Character Types in C

There are char, signed char, and unsigned char as character types

The implementation defines char to have the same behavior as either signed char or unsigned char

  • Check the <limits.h> file, if CHAR_MIN is 0, it is unsigned, otherwise signed.

All char types are 1 byte, no issues with ordering bytes

ASCII Encoding

ASCII is a codebook that maps bit patterns 0x00 through 0x7F to control characters and printable characters.

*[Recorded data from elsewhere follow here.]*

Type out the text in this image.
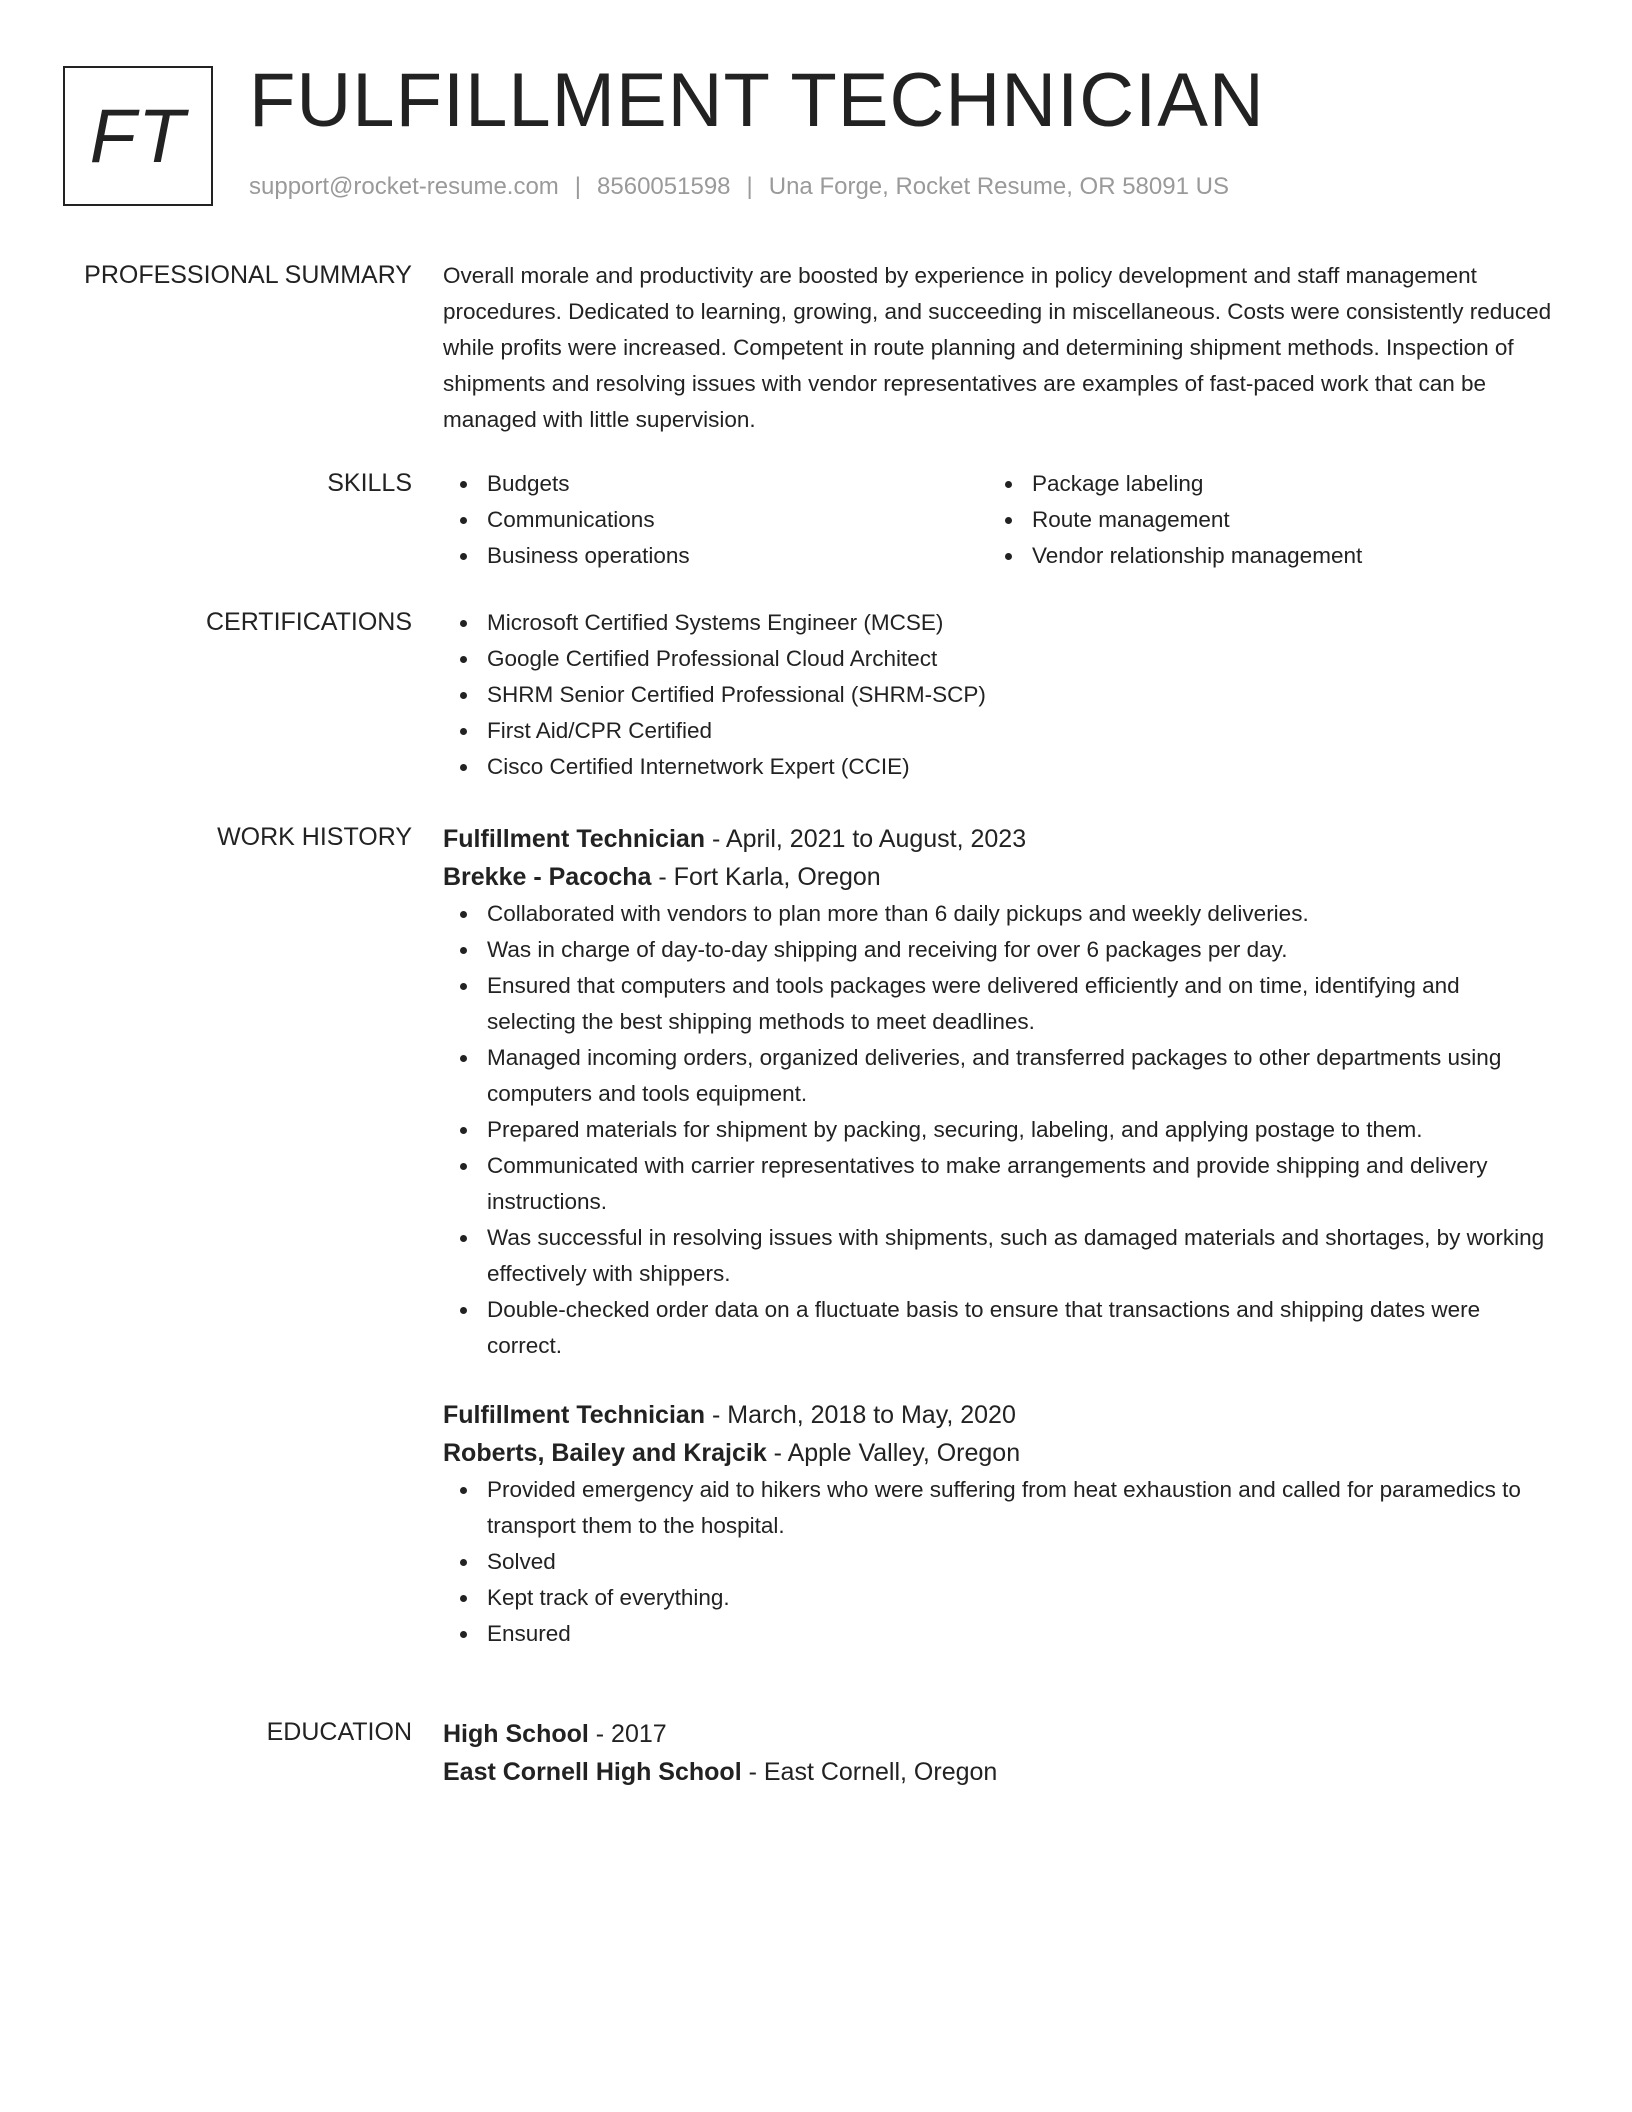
FT FULFILLMENT TECHNICIAN
support@rocket-resume.com | 8560051598 | Una Forge, Rocket Resume, OR 58091 US
PROFESSIONAL SUMMARY Overall morale and productivity are boosted by experience in policy development and staff management procedures. Dedicated to learning, growing, and succeeding in miscellaneous. Costs were consistently reduced while profits were increased. Competent in route planning and determining shipment methods. Inspection of shipments and resolving issues with vendor representatives are examples of fast-paced work that can be managed with little supervision.
SKILLS	Budgets
Communications
Business operations
Package labeling
Route management
Vendor relationship management
CERTIFICATIONS	Microsoft Certified Systems Engineer (MCSE)
Google Certified Professional Cloud Architect
SHRM Senior Certified Professional (SHRM-SCP)
First Aid/CPR Certified
Cisco Certified Internetwork Expert (CCIE)
WORK HISTORY Fulfillment Technician - April, 2021 to August, 2023
Brekke - Pacocha - Fort Karla, Oregon
Collaborated with vendors to plan more than 6 daily pickups and weekly deliveries.
Was in charge of day-to-day shipping and receiving for over 6 packages per day.
Ensured that computers and tools packages were delivered efficiently and on time, identifying and selecting the best shipping methods to meet deadlines.
Managed incoming orders, organized deliveries, and transferred packages to other departments using computers and tools equipment.
Prepared materials for shipment by packing, securing, labeling, and applying postage to them.
Communicated with carrier representatives to make arrangements and provide shipping and delivery instructions.
Was successful in resolving issues with shipments, such as damaged materials and shortages, by working effectively with shippers.
Double-checked order data on a fluctuate basis to ensure that transactions and shipping dates were correct.
Fulfillment Technician - March, 2018 to May, 2020
Roberts, Bailey and Krajcik - Apple Valley, Oregon
Provided emergency aid to hikers who were suffering from heat exhaustion and called for paramedics to transport them to the hospital.
Solved
Kept track of everything.
Ensured
EDUCATION High School - 2017
East Cornell High School - East Cornell, Oregon
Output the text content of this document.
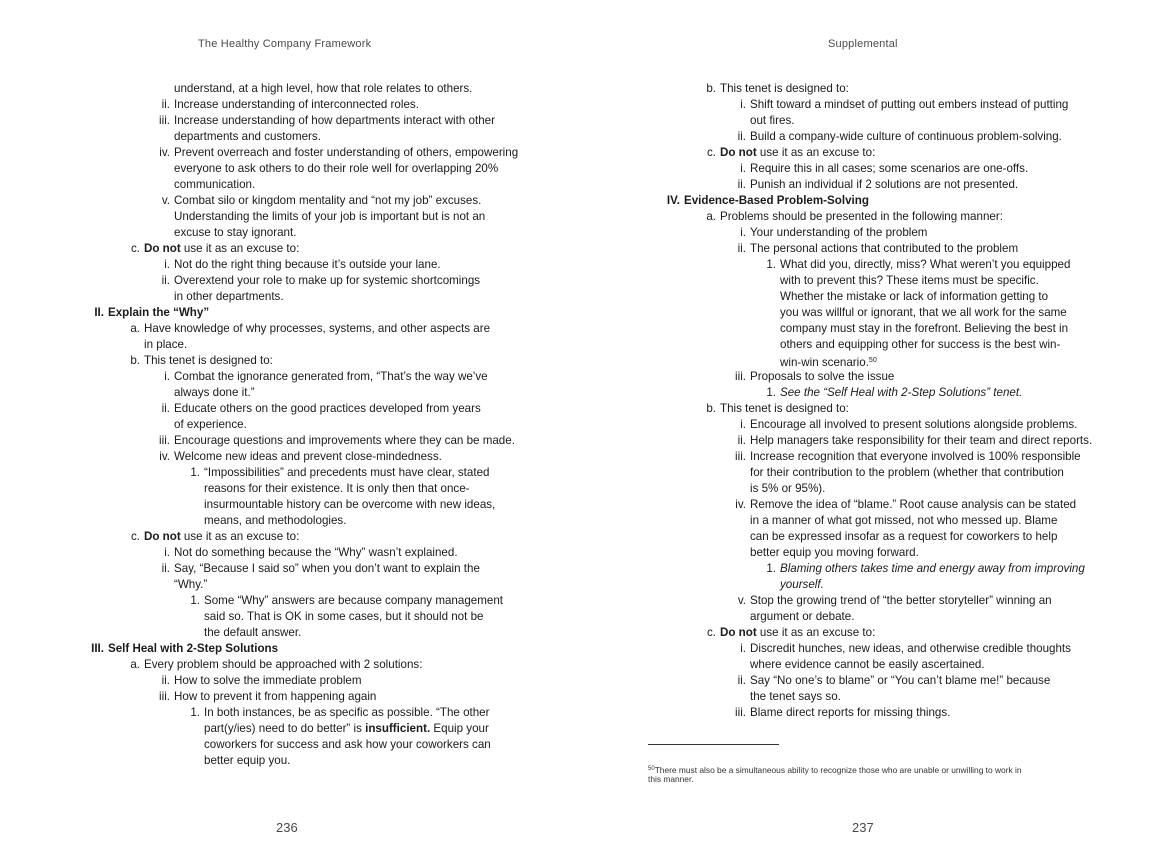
The Healthy Company Framework
understand, at a high level, how that role relates to others.
ii. Increase understanding of interconnected roles.
iii. Increase understanding of how departments interact with other
departments and customers.
iv. Prevent overreach and foster understanding of others, empowering
everyone to ask others to do their role well for overlapping 20%
communication.
v. Combat silo or kingdom mentality and “not my job” excuses.
Understanding the limits of your job is important but is not an
excuse to stay ignorant.
c. Do not use it as an excuse to:
i. Not do the right thing because it’s outside your lane.
ii. Overextend your role to make up for systemic shortcomings
in other departments.
II. Explain the “Why”
a. Have knowledge of why processes, systems, and other aspects are
in place.
b. This tenet is designed to:
i. Combat the ignorance generated from, “That’s the way we’ve
always done it.”
ii. Educate others on the good practices developed from years
of experience.
iii. Encourage questions and improvements where they can be made.
iv. Welcome new ideas and prevent close-mindedness.
1. “Impossibilities” and precedents must have clear, stated
reasons for their existence. It is only then that once-
insurmountable history can be overcome with new ideas,
means, and methodologies.
c. Do not use it as an excuse to:
i. Not do something because the “Why” wasn’t explained.
ii. Say, “Because I said so” when you don’t want to explain the
“Why.”
1. Some “Why” answers are because company management
said so. That is OK in some cases, but it should not be
the default answer.
III. Self Heal with 2-Step Solutions
a. Every problem should be approached with 2 solutions:
ii. How to solve the immediate problem
iii. How to prevent it from happening again
1. In both instances, be as specific as possible. “The other
part(y/ies) need to do better” is insufficient. Equip your
coworkers for success and ask how your coworkers can
better equip you.
236
Supplemental
b. This tenet is designed to:
i. Shift toward a mindset of putting out embers instead of putting
out fires.
ii. Build a company-wide culture of continuous problem-solving.
c. Do not use it as an excuse to:
i. Require this in all cases; some scenarios are one-offs.
ii. Punish an individual if 2 solutions are not presented.
IV. Evidence-Based Problem-Solving
a. Problems should be presented in the following manner:
i. Your understanding of the problem
ii. The personal actions that contributed to the problem
1. What did you, directly, miss? What weren’t you equipped
with to prevent this? These items must be specific.
Whether the mistake or lack of information getting to
you was willful or ignorant, that we all work for the same
company must stay in the forefront. Believing the best in
others and equipping other for success is the best win-
win-win scenario.$^{50}$
iii. Proposals to solve the issue
1. See the “Self Heal with 2-Step Solutions” tenet.
b. This tenet is designed to:
i. Encourage all involved to present solutions alongside problems.
ii. Help managers take responsibility for their team and direct reports.
iii. Increase recognition that everyone involved is 100% responsible
for their contribution to the problem (whether that contribution
is 5% or 95%).
iv. Remove the idea of “blame.” Root cause analysis can be stated
in a manner of what got missed, not who messed up. Blame
can be expressed insofar as a request for coworkers to help
better equip you moving forward.
1. Blaming others takes time and energy away from improving
yourself.
v. Stop the growing trend of “the better storyteller” winning an
argument or debate.
c. Do not use it as an excuse to:
i. Discredit hunches, new ideas, and otherwise credible thoughts
where evidence cannot be easily ascertained.
ii. Say “No one’s to blame” or “You can’t blame me!” because
the tenet says so.
iii. Blame direct reports for missing things.
237
$^{50}$There must also be a simultaneous ability to recognize those who are unable or unwilling to work in
this manner.
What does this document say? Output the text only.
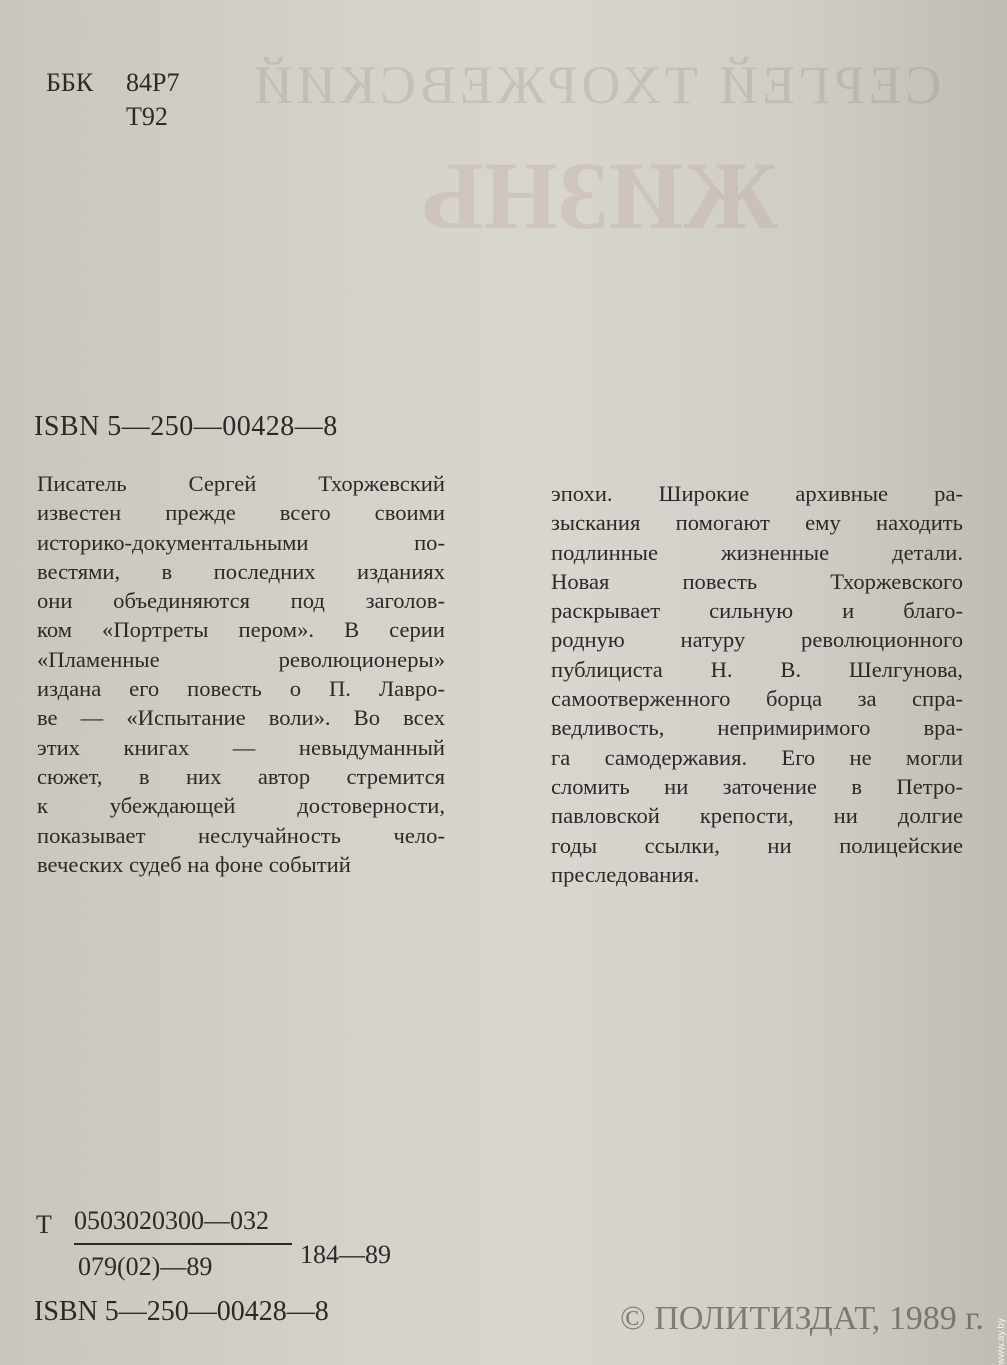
СЕРГЕЙ ТХОРЖЕВСКИЙ
ЖИЗНЬ
ББК	84Р7
Т92
ISBN 5—250—00428—8
Писатель Сергей Тхоржевский
известен прежде всего своими
историко-документальными по-
вестями, в последних изданиях
они объединяются под заголов-
ком «Портреты пером». В серии
«Пламенные революционеры»
издана его повесть о П. Лавро-
ве — «Испытание воли». Во всех
этих книгах — невыдуманный
сюжет, в них автор стремится
к убеждающей достоверности,
показывает неслучайность чело-
веческих судеб на фоне событий
эпохи. Широкие архивные ра-
зыскания помогают ему находить
подлинные жизненные детали.
Новая повесть Тхоржевского
раскрывает сильную и благо-
родную натуру революционного
публициста Н. В. Шелгунова,
самоотверженного борца за спра-
ведливость, непримиримого вра-
га самодержавия. Его не могли
сломить ни заточение в Петро-
павловской крепости, ни долгие
годы ссылки, ни полицейские
преследования.
Т 0503020300—032
079(02)—89	184—89
ISBN 5—250—00428—8	© ПОЛИТИЗДАТ, 1989 г. www.ay.by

  • Range is known as the codespace
  • Each pattern is called a code point
  • ASCII encodes 128 values (MSB always 0)

Important codes:

  • Ox00 or \0 for NUL (not to be confused with the NULL pointer, which is word size length), this is 1 byte
  • 0x20 for ’ ’ (whitespace)
  • 0x7F for DEL

Codebook

Operations on Characters

Characters are literally just integer types, so you can perform arithmetic operations on them.

Example: atoi()

atoi() is part of the standard C library, and provides a way of converting ASCII to Integer (hence the a-to-i name).

atoi("429") would return 429

int atoi(const char[s]) { // const tells us the parameter array cannot change
	int retval = 0;
	for(int i = 0; s[i] != '\0'; i++) {
		retval *= 10;
		retval += s[i]-'0';
	}
	return retval;
}

Other representations

There are other representations for characters as well, namely Unicode.